Take Nevada as an example. They ran out of product within a week when they became legal and this could be a reality for Canada. The nature of the market is that they truly don’t know what the demand will be.
There’s been a domino effect in Australia – the more this industry becomes legitimised, the quicker these companies will grow and flourish.
Companies like MGC Pharma (ASX:MXC) who continue to sign deals — both cosmetic and pharmaceutical — are doing well off solid news flow and the signing of significant deals.
That being said, it can be dangerous for new investors who aren’t well informed.
What other ASX cannabis stocks should investors watch?
Esense labs (ASX:ESE), Cann Group (ASX:CAN) and Creso (ASX:CPH) have all had significant news in the past few weeks and their share price has traded accordingly.
On the whole, every single company in Australia is definitely doing good work, respective to their core strategy, but in the next year or two you will see some drop off the radar.
We saw Capital Mining pull out of the industry this week and they won’t be the last.

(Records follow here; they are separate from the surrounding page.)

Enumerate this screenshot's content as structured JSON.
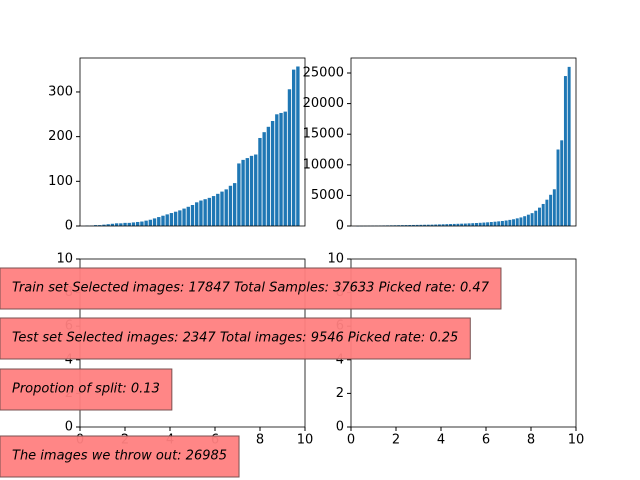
{
  "chart_data": [
    {
      "type": "bar",
      "color": "#1f77b4",
      "categories": [
        null,
        null,
        null,
        null,
        null,
        null,
        null,
        null,
        null,
        null,
        null,
        null,
        null,
        null,
        null,
        null,
        null,
        null,
        null,
        null,
        null,
        null,
        null,
        null,
        null,
        null,
        null,
        null,
        null,
        null,
        null,
        null,
        null,
        null,
        null,
        null,
        null,
        null,
        null,
        null,
        null,
        null,
        null,
        null,
        null,
        null,
        null,
        null,
        null,
        null,
        null
      ],
      "values": [
        1,
        1,
        2,
        2,
        3,
        4,
        5,
        6,
        6,
        7,
        7,
        8,
        9,
        10,
        12,
        14,
        17,
        20,
        23,
        26,
        29,
        32,
        35,
        39,
        43,
        47,
        53,
        57,
        60,
        63,
        67,
        72,
        77,
        82,
        90,
        96,
        140,
        148,
        152,
        157,
        160,
        197,
        210,
        222,
        235,
        250,
        253,
        256,
        306,
        350,
        357
      ],
      "ylim": [
        0,
        376
      ],
      "yticks": [
        0,
        100,
        200,
        300
      ]
    },
    {
      "type": "bar",
      "color": "#1f77b4",
      "categories": [
        null,
        null,
        null,
        null,
        null,
        null,
        null,
        null,
        null,
        null,
        null,
        null,
        null,
        null,
        null,
        null,
        null,
        null,
        null,
        null,
        null,
        null,
        null,
        null,
        null,
        null,
        null,
        null,
        null,
        null,
        null,
        null,
        null,
        null,
        null,
        null,
        null,
        null,
        null,
        null,
        null,
        null,
        null,
        null,
        null,
        null,
        null,
        null,
        null,
        null,
        null,
        null,
        null,
        null,
        null,
        null,
        null,
        null
      ],
      "values": [
        20,
        30,
        40,
        50,
        60,
        70,
        80,
        90,
        100,
        110,
        120,
        130,
        140,
        150,
        160,
        170,
        180,
        190,
        200,
        210,
        220,
        240,
        260,
        280,
        300,
        320,
        340,
        360,
        380,
        400,
        430,
        460,
        490,
        520,
        560,
        600,
        650,
        700,
        760,
        820,
        900,
        1000,
        1100,
        1250,
        1400,
        1600,
        1850,
        2100,
        2500,
        3000,
        3600,
        4300,
        5100,
        6000,
        12500,
        14000,
        24500,
        26000
      ],
      "ylim": [
        0,
        27450
      ],
      "yticks": [
        0,
        5000,
        10000,
        15000,
        20000,
        25000
      ]
    },
    {
      "type": "axes",
      "xlim": [
        0,
        10
      ],
      "xticks": [
        0,
        2,
        4,
        6,
        8,
        10
      ],
      "ylim": [
        0,
        10
      ],
      "yticks": [
        0,
        2,
        4,
        6,
        8,
        10
      ]
    },
    {
      "type": "axes",
      "xlim": [
        0,
        10
      ],
      "xticks": [
        0,
        2,
        4,
        6,
        8,
        10
      ],
      "ylim": [
        0,
        10
      ],
      "yticks": [
        0,
        2,
        4,
        6,
        8,
        10
      ]
    }
  ],
  "text_boxes": {
    "color": "#ff7f7f",
    "items": [
      "Train set Selected images: 17847  Total Samples: 37633  Picked rate: 0.47",
      "Test set Selected images: 2347  Total images: 9546  Picked rate: 0.25",
      "Propotion of split: 0.13",
      "The images we throw out: 26985"
    ]
  }
}
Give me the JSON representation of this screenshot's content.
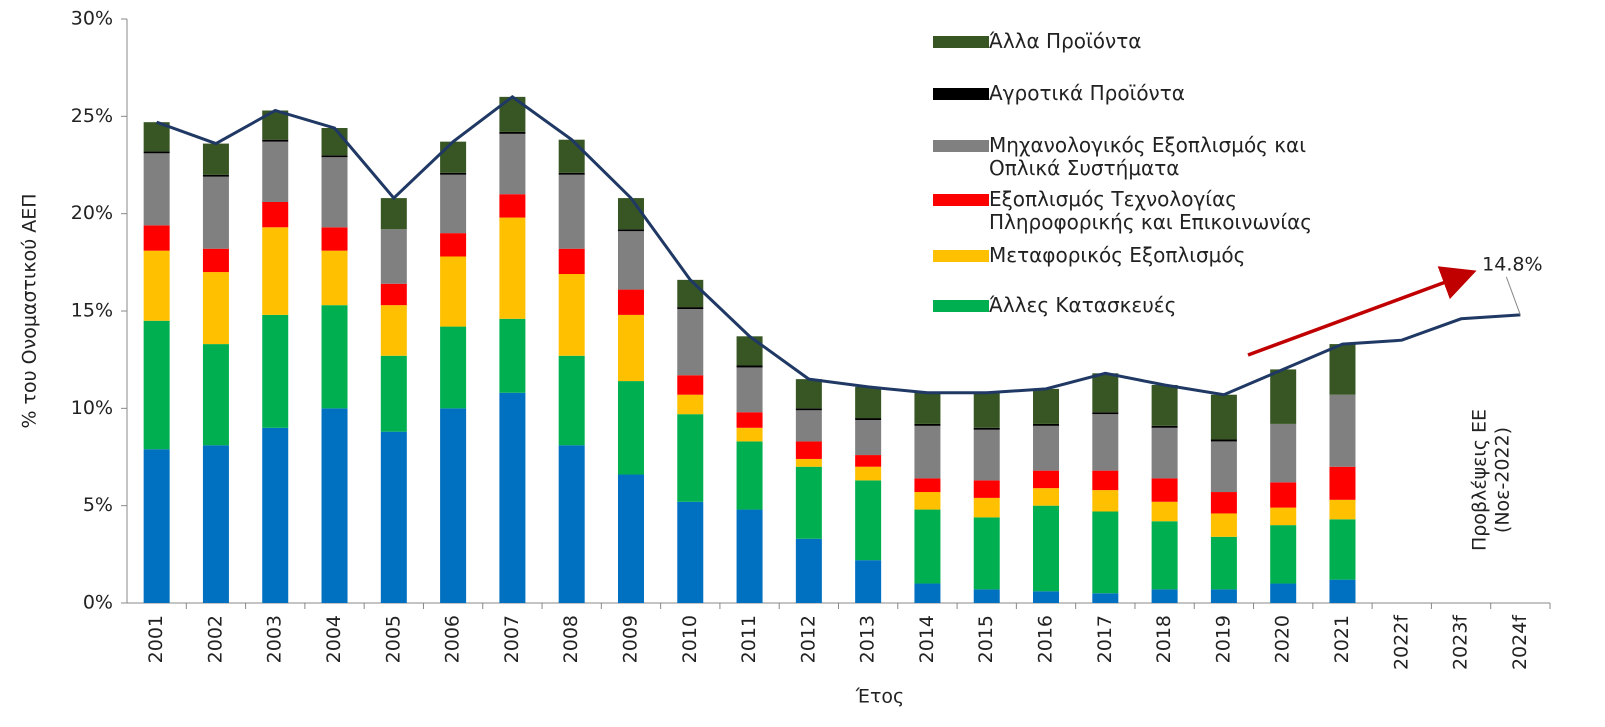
{
  "chart_data": {
    "type": "bar",
    "x_label": "Έτος",
    "y_label": "% του Ονομαστικού ΑΕΠ",
    "categories": [
      "2001",
      "2002",
      "2003",
      "2004",
      "2005",
      "2006",
      "2007",
      "2008",
      "2009",
      "2010",
      "2011",
      "2012",
      "2013",
      "2014",
      "2015",
      "2016",
      "2017",
      "2018",
      "2019",
      "2020",
      "2021",
      "2022f",
      "2023f",
      "2024f"
    ],
    "series": [
      {
        "color": "#0070c0",
        "values": [
          7.9,
          8.1,
          9.0,
          10.0,
          8.8,
          10.0,
          10.8,
          8.1,
          6.6,
          5.2,
          4.8,
          3.3,
          2.2,
          1.0,
          0.7,
          0.6,
          0.5,
          0.7,
          0.7,
          1.0,
          1.2,
          null,
          null,
          null
        ]
      },
      {
        "name": "Άλλες Κατασκευές",
        "color": "#00b050",
        "values": [
          6.6,
          5.2,
          5.8,
          5.3,
          3.9,
          4.2,
          3.8,
          4.6,
          4.8,
          4.5,
          3.5,
          3.7,
          4.1,
          3.8,
          3.7,
          4.4,
          4.2,
          3.5,
          2.7,
          3.0,
          3.1,
          null,
          null,
          null
        ]
      },
      {
        "name": "Μεταφορικός Εξοπλισμός",
        "color": "#ffc000",
        "values": [
          3.6,
          3.7,
          4.5,
          2.8,
          2.6,
          3.6,
          5.2,
          4.2,
          3.4,
          1.0,
          0.7,
          0.4,
          0.7,
          0.9,
          1.0,
          0.9,
          1.1,
          1.0,
          1.2,
          0.9,
          1.0,
          null,
          null,
          null
        ]
      },
      {
        "name": "Εξοπλισμός Τεχνολογίας\nΠληροφορικής και Επικοινωνίας",
        "color": "#ff0000",
        "values": [
          1.3,
          1.2,
          1.3,
          1.2,
          1.1,
          1.2,
          1.2,
          1.3,
          1.3,
          1.0,
          0.8,
          0.9,
          0.6,
          0.7,
          0.9,
          0.9,
          1.0,
          1.2,
          1.1,
          1.3,
          1.7,
          null,
          null,
          null
        ]
      },
      {
        "name": "Μηχανολογικός Εξοπλισμός και\nΟπλικά Συστήματα",
        "color": "#808080",
        "values": [
          3.7,
          3.7,
          3.1,
          3.6,
          2.8,
          3.0,
          3.1,
          3.8,
          3.0,
          3.4,
          2.3,
          1.6,
          1.8,
          2.7,
          2.6,
          2.3,
          2.9,
          2.6,
          2.6,
          3.0,
          3.7,
          null,
          null,
          null
        ]
      },
      {
        "name": "Αγροτικά Προϊόντα",
        "color": "#000000",
        "values": [
          0.1,
          0.1,
          0.1,
          0.1,
          0.0,
          0.1,
          0.1,
          0.1,
          0.1,
          0.1,
          0.1,
          0.1,
          0.1,
          0.1,
          0.1,
          0.1,
          0.1,
          0.1,
          0.1,
          0.0,
          0.0,
          null,
          null,
          null
        ]
      },
      {
        "name": "Άλλα Προϊόντα",
        "color": "#375623",
        "values": [
          1.5,
          1.6,
          1.5,
          1.4,
          1.6,
          1.6,
          1.8,
          1.7,
          1.6,
          1.4,
          1.5,
          1.5,
          1.6,
          1.6,
          1.8,
          1.8,
          2.0,
          2.1,
          2.3,
          2.8,
          2.6,
          null,
          null,
          null
        ]
      }
    ],
    "line": {
      "color": "#1f3864",
      "values": [
        24.7,
        23.6,
        25.3,
        24.4,
        20.8,
        23.7,
        26.0,
        23.8,
        20.8,
        16.6,
        13.7,
        11.5,
        11.1,
        10.8,
        10.8,
        11.0,
        11.8,
        11.2,
        10.7,
        12.0,
        13.3,
        13.5,
        14.6,
        14.8
      ],
      "value_labels": [
        null,
        null,
        null,
        null,
        null,
        null,
        null,
        null,
        null,
        null,
        null,
        null,
        null,
        null,
        null,
        null,
        null,
        null,
        null,
        null,
        null,
        null,
        null,
        "14.8%"
      ]
    },
    "annotations": [
      "Προβλέψεις ΕΕ",
      "(Νοε-2022)"
    ],
    "ylim": [
      0,
      30
    ],
    "yticks": [
      {
        "value": 0,
        "label": "0%"
      },
      {
        "value": 5,
        "label": "5%"
      },
      {
        "value": 10,
        "label": "10%"
      },
      {
        "value": 15,
        "label": "15%"
      },
      {
        "value": 20,
        "label": "20%"
      },
      {
        "value": 25,
        "label": "25%"
      },
      {
        "value": 30,
        "label": "30%"
      }
    ]
  }
}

It all comes back to team and experience – if you don’t have a good team who can build you a viable operational strategy then you don’t have anything.
Investors need to be mindful that cannabis is a buzz word – it is valuable industry that will be worth more than $55 billion globally in the next ten years but only the players that are doing it right.
People will use this buzz word and make announcements to generate interest but investors need to have their wits about them.
The flurry of interest at the moment has seen a lot of companies come to the fore, but in reality the industry is still very new, everyone is learning and elements can easily change overnight.
There is certainly consolidation ahead – I think it would be really interesting if companies did joint research, but right now everyone is so focused on their own activities because the market is going so quickly.
The growth of the medicinal cannabis market now is comparable to the internet in the 90s and people are largely focussed on their own agenda. Once they start generating their own revenue we will see companies band together and start collaborating.
Adam Miller is the founder of BuddingTech and The Medical Cannabis Council.
BuddingTech is a medical cannabis accelerator that identifies and commercialises projects for the Australian medical cannabis pharmaceutical industry.
Adam studies Business Entrepreneurship at Royal Melbourne Institute of Technology and Sweden’s Jönköping University for international business. In 2016 Adam published two Australian industry White Papers with MGC Pharmaceuticals & The University of Sydney on medical cannabis.